Tuesday, March 25, 2008

Bass Solos Explained

This is what we've all been waiting for: insight to the mysteries of the bass solo.

John Hoffman passed this along from Guam. The insight comes from a bass player in San Fran, Mike Billo. He's pretty well nailed it, IMHO.

Jazz band w/upright

Everybody stops but the piano player vamping lightly, the bassist goes way up the neck with a lot of badly intonated poopity poop poop formless twiddling, with optional grimacing & grunting. Bar chatter goes up.

Hybrid blues-rock w/Rickenbacker

Bassist going off on extended noodling (also in the high register and sounding like pop-pop poopity poopity poop, only much louder, maybe with EFX). Guitar player can't count to 12 and steps in to attempt drunken riff-based call & response pissing match. Drummer rises to the challenge. Organist goes to the bar.

Funk w/exotic wood plank

Band drops out except for drums, bass solo sounds like small-screen version of Normandy Invasion, lots of chattering machine gun poppitypoppitypoppitypoppity SLAP. Not as prone to high register noodling though. Mid-neck assault and slightly back-bent posture, right and/thumb to appear as a flailing blur. Don't attempt to look serene and spiritual doing this unless you are Vic Wooten. Can sound like angry chattering squirrels throwing nuts at a tin roof..... unless you are Vic Wooten.

Classic Blues w/ Fender P

There are no bass solos. Don't. Exception: One real slow showpiece grinder at the end of the set...keep the sludgy bottom groove while the rest of the band backs way off so people can marvel at the thick pelvis pushing thump AND the absolute lack of definition in those 30-yr-old BBQ sauce & nicotine - crusted flatwounds. The audience loves to cheer for the quiet kid on the non-flashy instrument.

Once.

Trad. Bluegrass w/ Kay upright

(say "string bass" or "doghouse")

Only once per night, and the rest of the band just plays lightly the downbeat chords for each section, the bass player keeps playing the same 1-5 pattern finishing up with a slightly flashy and attention-getting three note ascending run back to one. Pentatonic minor is a hanging offense, eighth notes are edgy.

Country w/Peavey

No solos. Ever. Bluegrass is the country version of jazz (chops-focused), if you want a solo go there. Roots are deep, keep them there. Fifths always work in country. Maybe if it's a loose night you can play a solo in "mama don't allow", but it better be the normal boogie-woogie arpeggio. Extended chords invite flying bottles. Keep it Dorian.

Nu-punk-grass

hippie guys with fiddles and mandolins and kilts and dobros and dreadlocks and overalls with no shirts and the bass player is a young college symphony guy who met the banjo player at a party and they shared a hand-rolled cigarette and the most amazing tri-tone arco ragas entered the cosmic flow, maaaaaan.......

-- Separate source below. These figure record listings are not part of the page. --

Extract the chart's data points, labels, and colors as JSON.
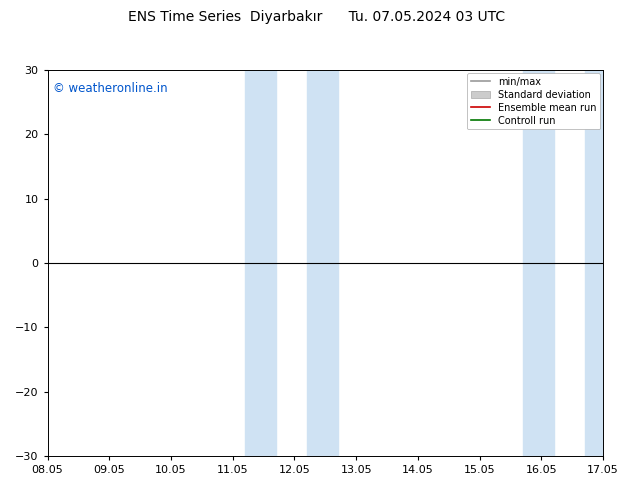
{
  "title": "ENS Time Series  Diyarbakır      Tu. 07.05.2024 03 UTC",
  "ylim": [
    -30,
    30
  ],
  "yticks": [
    -30,
    -20,
    -10,
    0,
    10,
    20,
    30
  ],
  "xtick_labels": [
    "08.05",
    "09.05",
    "10.05",
    "11.05",
    "12.05",
    "13.05",
    "14.05",
    "15.05",
    "16.05",
    "17.05"
  ],
  "shaded_blocks": [
    {
      "xmin": 3.2,
      "xmax": 3.7,
      "color": "#cfe2f3"
    },
    {
      "xmin": 4.2,
      "xmax": 4.7,
      "color": "#cfe2f3"
    },
    {
      "xmin": 7.7,
      "xmax": 8.2,
      "color": "#cfe2f3"
    },
    {
      "xmin": 8.7,
      "xmax": 9.0,
      "color": "#cfe2f3"
    }
  ],
  "watermark": "© weatheronline.in",
  "watermark_color": "#0055cc",
  "legend_items": [
    {
      "label": "min/max",
      "color": "#999999",
      "lw": 1.2,
      "type": "line"
    },
    {
      "label": "Standard deviation",
      "color": "#cccccc",
      "type": "patch"
    },
    {
      "label": "Ensemble mean run",
      "color": "#cc0000",
      "lw": 1.2,
      "type": "line"
    },
    {
      "label": "Controll run",
      "color": "#007700",
      "lw": 1.2,
      "type": "line"
    }
  ],
  "hline_color": "#000000",
  "background_color": "#ffffff",
  "title_fontsize": 10,
  "tick_fontsize": 8,
  "watermark_fontsize": 8.5
}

Coffee-house w/fretless boutique bass

Sensitive Singer-Songwriter takes break from introspective lyrical navel-gazing and gives bassist an entire spaciously empty verse in a landscape of pastel wanderey DADGAD-tuned acoustic guitar. Bassist - rip thru some pseudo Jaco Manring cliches – furious Phyrgian fretless smeary honks, growls and noodles, sliding chords with pointlessly overdone clusters of harmonics. Sounds like angry cows in a rainstorm.